Penggunaan deterjen biasa seringkali banyak dilakukan oleh para orang tua yang tidak puas dengan hasil cucian menggunakan deterjen khusus baju bayi. Untuk itu, jika Moms memutuskan untuk mencoba deterjen biasa, pilihlah deterjen dengan tekstur cair.

Baca Juga: Jangan Asal Cuci Gosok, Ketahui Cara Merawat Berbagai Bahan Pakaian Ini!

Deterjen cair cenderung lebih mudah dibilas secara menyeluruh. Deterjen bubuk memiliki kecenderungan untuk meninggalkan sisa bubuku pada baju bayi yang dapat mengiritasi kulit bayi.

Selain itu, pilihlah deterjen dan pelembut yang bebas dari pewangi, pemutih, dan pewarna untuk mencuci baju bayi. Jika menggunakan deterjen biasa, Moms tidak perlu melakukan pencucian secara terpisah.

Moms dapat menggabungkan baju bayi dengan pakaian keluarga lainnya.

Deterjen Bayi

Memilih Deterjen Tepat Untuk Baju Bayi.jpg

Foto: lylamorris.com

Lain halnya jika Si Kecil memiliki kulit sensitif, maka Moms perlu mencuci baju bayi dengan deterjen yang memang diformulasikan khusus untuk baju bayi atau dengan formula yang lembut. Pilih yang diberi label "bebas pewangi" dan "bebas pewarna".

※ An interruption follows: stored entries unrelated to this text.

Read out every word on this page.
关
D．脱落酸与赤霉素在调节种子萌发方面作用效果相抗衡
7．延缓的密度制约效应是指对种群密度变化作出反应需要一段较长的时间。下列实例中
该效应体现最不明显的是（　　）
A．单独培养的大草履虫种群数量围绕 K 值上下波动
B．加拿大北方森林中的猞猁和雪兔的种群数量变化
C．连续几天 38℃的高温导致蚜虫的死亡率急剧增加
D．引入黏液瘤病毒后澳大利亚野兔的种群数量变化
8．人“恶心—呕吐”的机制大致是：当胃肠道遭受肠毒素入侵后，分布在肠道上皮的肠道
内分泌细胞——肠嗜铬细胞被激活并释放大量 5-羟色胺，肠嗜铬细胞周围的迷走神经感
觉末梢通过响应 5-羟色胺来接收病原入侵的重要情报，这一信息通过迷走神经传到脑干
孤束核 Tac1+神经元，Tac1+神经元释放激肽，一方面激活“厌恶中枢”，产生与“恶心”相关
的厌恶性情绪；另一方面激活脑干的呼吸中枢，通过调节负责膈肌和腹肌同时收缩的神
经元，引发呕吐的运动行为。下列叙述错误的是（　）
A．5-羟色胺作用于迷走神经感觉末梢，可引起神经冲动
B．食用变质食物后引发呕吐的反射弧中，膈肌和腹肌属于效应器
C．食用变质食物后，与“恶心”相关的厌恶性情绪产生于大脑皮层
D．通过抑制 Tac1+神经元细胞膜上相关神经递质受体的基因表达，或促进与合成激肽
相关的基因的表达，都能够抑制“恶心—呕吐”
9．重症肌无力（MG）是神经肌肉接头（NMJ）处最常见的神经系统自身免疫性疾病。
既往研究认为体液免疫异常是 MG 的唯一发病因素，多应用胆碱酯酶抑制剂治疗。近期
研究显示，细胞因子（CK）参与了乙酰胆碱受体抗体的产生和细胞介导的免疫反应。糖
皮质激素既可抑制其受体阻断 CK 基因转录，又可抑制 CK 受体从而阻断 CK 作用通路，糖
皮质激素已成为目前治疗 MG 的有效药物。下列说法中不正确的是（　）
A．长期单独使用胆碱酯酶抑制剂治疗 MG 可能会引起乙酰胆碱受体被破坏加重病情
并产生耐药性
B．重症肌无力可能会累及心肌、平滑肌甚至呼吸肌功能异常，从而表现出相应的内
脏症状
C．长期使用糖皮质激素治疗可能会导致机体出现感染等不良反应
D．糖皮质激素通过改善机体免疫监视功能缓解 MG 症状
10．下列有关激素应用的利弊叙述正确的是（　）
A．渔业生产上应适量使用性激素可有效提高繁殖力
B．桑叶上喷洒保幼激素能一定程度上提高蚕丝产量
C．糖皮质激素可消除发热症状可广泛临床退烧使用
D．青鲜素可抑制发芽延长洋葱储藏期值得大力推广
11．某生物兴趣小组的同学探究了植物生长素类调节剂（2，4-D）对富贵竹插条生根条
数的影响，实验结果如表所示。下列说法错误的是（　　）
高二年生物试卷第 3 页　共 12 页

Baca Juga: 5 Cara Merawat Pakaian Agar Awet dan Tahan Lama

Alergi atau sensitivitas sering disebabkan oleh pewangi atau pewarna yang biasa digunakan dalam deterjen dan pelembut,” ungkap Dr Stephanie Ho dari Stephanie Ho Dermatology, seperti dikutip dari youngparents.com.sg.

Pastikan Moms tetap mengikuti instruksi pencucian dan jumlah takaran deterjen bayi. Pertimbangkan juga untuk membilas baju bayi sebanyak dua kali untuk menghilangkan seluruh sisa deterjen dari baju bayi.

Gejala Kulit Sensitif

Memilih Deterjen Tepat Untuk Baju Bayi.jpg

Foto: youngparents.com.sg

Deterjen biasanya mengandung zat yang dapat menyebabkan dua jenis masalah kulit, yaitu iritasi dan dermatitis kontak alergi. Iritasi biasanya muncul sesaat setelah bayi menggunakan baju bayi, yang ditandai dengan munculnya ruam gatal berwarna merah.

Penggunaan deterjen biasa pada kulit bayi yang sensitif rentan menyebabkan gatal, kering, pecah-pecah, dan membuat tidak nyaman.

Baca Juga: Tips Memilih Pakaian Anak Sesuai dengan Cuaca

Sedangkan, kasus dermatitis kontak alergi akibat penggunaan deterjen biasa pada baju bayi sangatlah jarang terjadi. Namun, dikutip dari youngparents.com.sg, kondisi kulit ini bisa mungkin terjadi akibat dari wewangian, pewarna atau pengawet dalam deterjen biasa dan muncul beberapa hari setelah penggunaan baju bayi.

Area kulit yang umum terkena infeksi atau alergi adalah lengan dan kaki, terutama pada lipatan kulit seperti ketiak, siku atau bagian belakang lutut, di mana baju bayi bersentuhan lebih dekat dengan kulit.